158. A Triste Vida de um Aprendiz de Escritor na Era Digital**
Jober Rocha*
Ele era um escritor iniciante que, desejando testar seus dotes na Literatura, resolveu inscrever-se em alguns concursos literários, através de um site na Internet específico para tal finalidade. Esperava submeter seus textos à apreciação de escritores com mais experiência, de modo a confirmar se tinha ou não vocação para a carreira literária.

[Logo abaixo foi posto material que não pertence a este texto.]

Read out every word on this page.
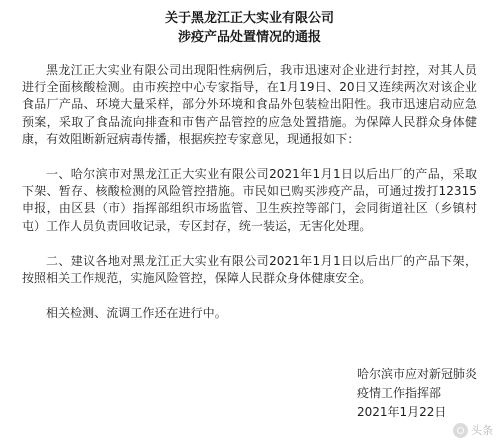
关于黑龙江正大实业有限公司
涉疫产品处置情况的通报

黑龙江正大实业有限公司出现阳性病例后，我市迅速对企业进行封控，对其人员进行全面核酸检测。由市疾控中心专家指导，在1月19日、20日又连续两次对该企业食品厂产品、环境大量采样，部分外环境和食品外包装检出阳性。我市迅速启动应急预案，采取了食品流向排查和市售产品管控的应急处置措施。为保障人民群众身体健康，有效阻断新冠病毒传播，根据疾控专家意见，现通报如下：

一、哈尔滨市对黑龙江正大实业有限公司2021年1月1日以后出厂的产品，采取下架、暂存、核酸检测的风险管控措施。市民如已购买涉疫产品，可通过拨打12315申报，由区县（市）指挥部组织市场监管、卫生疾控等部门，会同街道社区（乡镇村屯）工作人员负责回收记录，专区封存，统一装运，无害化处理。

二、建议各地对黑龙江正大实业有限公司2021年1月1日以后出厂的产品下架，按照相关工作规范，实施风险管控，保障人民群众身体健康安全。

相关检测、流调工作还在进行中。

哈尔滨市应对新冠肺炎
疫情工作指挥部
2021年1月22日
头条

Os diversos concursos em que se inscreveu (alguns oferecendo prêmios em dinheiro) exigiam, além do conto ou da crônica, o envio de seus dados pessoais e de comprovantes xerografados do documento de identidade; CPF e prova de residência; ademais do nome do banco, agência e número da conta bancária; bem como, de um currículo onde deveriam constar a sua profissão, o seu telefone fixo e móvel, seu e-mail e principais trabalhos realizados nos últimos anos.
Tendo enviado tudo aquilo requisitado nos editais consultados, de uns quatro ou cinco concursos diferentes, aguardou, aflito, a divulgação dos resultados, que só seriam publicados transcorridos vários meses.
Pouco tempo depois começou a receber cartas informando débitos não pagos com fornecedores de determinados produtos; mensagens bancárias de que seu nome seria enviado ao Serviço de Proteção ao Crédito (caso seu saldo continuasse devedor e alguns empréstimos não fossem quitados); bem como, notificações de contas de luz, gás e telefone em atraso.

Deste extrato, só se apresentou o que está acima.